Dando per scontato che abbiamo fatto il massimo restano due soluzioni:
1. gli altri erano più forti
2. abbiamo sbagliato qualcosa

Della prima ipotesi è inutile parlare: ammettendo che gli altri fossero più forti e che noi abbiamo dato il massimo non dovremmo avere problemi a fare un'analisi serena e molto oggettiva della sconfitta.
Se, invece, abbiamo sbagliato qualcosa bisogna capire dov'è stato l'errore.

Per capire dov'è stato l'errore bisogna confrontarsi con:
- i nostri obiettivi tecnici e tattici di inizio anno (non averne è un errore clamoroso!);
- il vincente, che, in quanto tale, probabilmente quell'errore non l'ha fatto;
- le formazioni o i giocatori che, anche se nel complesso hanno fatto peggio di noi, hanno sviluppato il singolo elemento in modo migliore.

Qual è l’apporto di una sconfitta? Una visione più precisa di noi stessi.
(EM Cioran)

Errori da non fare nell'analizzare una sconfitta:

- non ascoltare gli altri. Evangelicamente parlando: ascoltate tutto e tenete ciò che è buono!

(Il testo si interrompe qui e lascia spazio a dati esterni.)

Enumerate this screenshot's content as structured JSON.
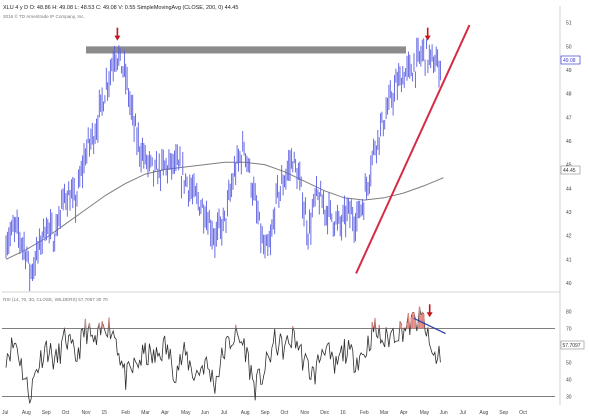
{
  "header": {
    "text": "XLU 4 y D  O: 48.86  H: 49.08  L: 48.53  C: 49.08  V: 0.55    SimpleMovingAvg (CLOSE, 200, 0)  44.45",
    "copyright": "2016 © TD Ameritrade IP Company, Inc."
  },
  "rsi_panel": {
    "label": "RSI (14, 70, 30, CLOSE, WILDERS)  57.7097  30  70",
    "current_value_tag": "57.7097",
    "levels": [
      70,
      30
    ]
  },
  "price_tags": {
    "last_price": "49.08",
    "sma": "44.45"
  },
  "colors": {
    "price_series": "#5a5ee0",
    "sma_line": "#7d7d7d",
    "resistance_band": "#8c8c8c",
    "trendline": "#d62b45",
    "arrows": "#c4161c",
    "rsi_line": "#2f2f2f",
    "rsi_overbought_tint": "#e0867f",
    "rsi_divergence_line": "#2b3fa8",
    "last_price_tag": "#3b3fd0"
  },
  "icons": [
    "down-arrow-icon"
  ],
  "chart_data": [
    {
      "type": "line",
      "variant": "ohlc-bars",
      "panel": "price",
      "title": "",
      "xlabel": "",
      "ylabel": "",
      "ylim": [
        39.7,
        51.2
      ],
      "y_ticks": [
        "51",
        "50",
        "49",
        "48",
        "47",
        "46",
        "45",
        "44",
        "43",
        "42",
        "41",
        "40"
      ],
      "y_tick_values": [
        51,
        50,
        49,
        48,
        47,
        46,
        45,
        44,
        43,
        42,
        41,
        40
      ],
      "x_ticks": [
        "Jul",
        "Aug",
        "Sep",
        "Oct",
        "Nov",
        "15",
        "Feb",
        "Mar",
        "Apr",
        "May",
        "Jun",
        "Jul",
        "Aug",
        "Sep",
        "Oct",
        "Nov",
        "Dec",
        "16",
        "Feb",
        "Mar",
        "Apr",
        "May",
        "Jun",
        "Jul",
        "Aug",
        "Sep",
        "Oct"
      ],
      "x_range_months": [
        0,
        27.6
      ],
      "series": [
        {
          "name": "XLU",
          "x_months": [
            0,
            0.5,
            1,
            1.2,
            1.5,
            2,
            2.4,
            3,
            3.5,
            4,
            4.5,
            5,
            5.5,
            6,
            6.3,
            6.6,
            7,
            7.5,
            8,
            8.5,
            9,
            9.5,
            10,
            10.5,
            11,
            11.5,
            12,
            12.5,
            13,
            13.3,
            13.6,
            14,
            14.4,
            14.8,
            15.2,
            15.6,
            16,
            16.4,
            16.8,
            17.2,
            17.6,
            18,
            18.5,
            19,
            19.3,
            19.6,
            20,
            20.5,
            21,
            21.3,
            21.6,
            21.9
          ],
          "values": [
            41.8,
            42.3,
            41.4,
            40.4,
            41.0,
            42.5,
            41.9,
            43.8,
            43.4,
            45.5,
            46.5,
            48.2,
            49.8,
            48.8,
            47.3,
            46.0,
            45.2,
            44.6,
            44.9,
            45.0,
            44.4,
            43.6,
            43.1,
            41.9,
            42.6,
            44.7,
            45.8,
            43.5,
            41.2,
            41.6,
            43.6,
            44.4,
            45.3,
            44.1,
            42.1,
            43.7,
            43.2,
            42.8,
            42.4,
            43.0,
            42.7,
            43.5,
            45.7,
            46.9,
            47.6,
            48.3,
            48.8,
            49.1,
            49.8,
            49.4,
            49.3,
            49.08
          ]
        },
        {
          "name": "SimpleMovingAvg (CLOSE, 200, 0)",
          "x_months": [
            0,
            1,
            2,
            3,
            4,
            5,
            6,
            7,
            8,
            9,
            10,
            11,
            12,
            13,
            14,
            15,
            16,
            17,
            18,
            19,
            20,
            21,
            22
          ],
          "values": [
            41.0,
            41.4,
            41.9,
            42.5,
            43.1,
            43.7,
            44.2,
            44.6,
            44.8,
            44.9,
            45.0,
            45.1,
            45.1,
            45.0,
            44.7,
            44.3,
            43.9,
            43.6,
            43.5,
            43.6,
            43.8,
            44.1,
            44.45
          ]
        }
      ],
      "annotations": [
        {
          "type": "horizontal-band",
          "y_range": [
            49.7,
            50.0
          ]
        },
        {
          "type": "trendline",
          "from": [
            17.6,
            40.4
          ],
          "to": [
            23.3,
            50.9
          ]
        },
        {
          "type": "arrow-down",
          "x_month": 5.6,
          "y": 50.2
        },
        {
          "type": "arrow-down",
          "x_month": 21.2,
          "y": 50.2
        }
      ]
    },
    {
      "type": "line",
      "panel": "rsi",
      "title": "",
      "xlabel": "",
      "ylabel": "",
      "ylim": [
        25,
        85
      ],
      "y_ticks": [
        "80",
        "70",
        "60",
        "50",
        "40",
        "30"
      ],
      "y_tick_values": [
        80,
        70,
        60,
        50,
        40,
        30
      ],
      "series": [
        {
          "name": "RSI (14, 70, 30, CLOSE, WILDERS)",
          "x_months": [
            0,
            0.5,
            1,
            1.2,
            1.5,
            2,
            2.5,
            3,
            3.5,
            4,
            4.5,
            5,
            5.5,
            6,
            6.5,
            7,
            7.5,
            8,
            8.5,
            9,
            9.5,
            10,
            10.5,
            11,
            11.5,
            12,
            12.5,
            13,
            13.5,
            14,
            14.5,
            15,
            15.5,
            16,
            16.5,
            17,
            17.5,
            18,
            18.5,
            19,
            19.5,
            20,
            20.5,
            21,
            21.3,
            21.6,
            21.9
          ],
          "values": [
            55,
            62,
            38,
            30,
            45,
            60,
            50,
            65,
            52,
            70,
            60,
            74,
            66,
            40,
            48,
            55,
            52,
            60,
            45,
            55,
            42,
            50,
            38,
            58,
            66,
            60,
            35,
            45,
            62,
            58,
            66,
            50,
            42,
            62,
            45,
            58,
            52,
            55,
            70,
            62,
            68,
            70,
            74,
            76,
            58,
            52,
            57.7
          ]
        }
      ],
      "annotations": [
        {
          "type": "divergence-line",
          "from": [
            20.5,
            76
          ],
          "to": [
            22.1,
            67
          ]
        },
        {
          "type": "arrow-down",
          "x_month": 21.3,
          "y": 76
        }
      ]
    }
  ]
}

- addossare la colpa a persone che non siamo noi: è inutile se si vuole usare la sconfitta per crescere. Non che sia sbagliato in senso assoluto. Può darsi che la problematicità maggiore venga identificata in una o più persone che non siamo noi, ma in una squadra il problema si crea e aumenta con l'interazione di tutti. Es.: potevamo spronare di più un nostro compagno o magari parlargli in maniera più diretta o meno invasiva. 

- addossare colpe solo a te stesso: non vedete tutto negativo perchè è il modo migliore per vivere la sconfitta solo come una bocciatura

- non giustificare errori personali con situazioni ambientali o a te esterne...il classico: chi vince festeggia e chi perde spiega!

- non cercare apprezzamenti esterni sul vostro operato. Cercare apprezzamenti in parenti o amici è facile tanto quanto inutile per la tua crescita personale

- non aspettare che ti venga riconosciuto qualcosa di buono seppure voi lo abbiate fatto: accettate il fatto che avete perso e che resterà solo questo fatto.


Il consiglio che mi viene da darmi dopo questi ragionamenti?
Parafrasando Francis Scott Fitzgerald:

Mai confondere una singola sconfitta con una sconfitta definitiva.

Odia la sconfitta. Riprovaci.
Analizza, sii onesto con te stesso e ricomincia a cercare nuove soluzioni perché hai un traguardo da raggiungere: questa è stata solo un'opportunità di imparare e una tappa per crescere.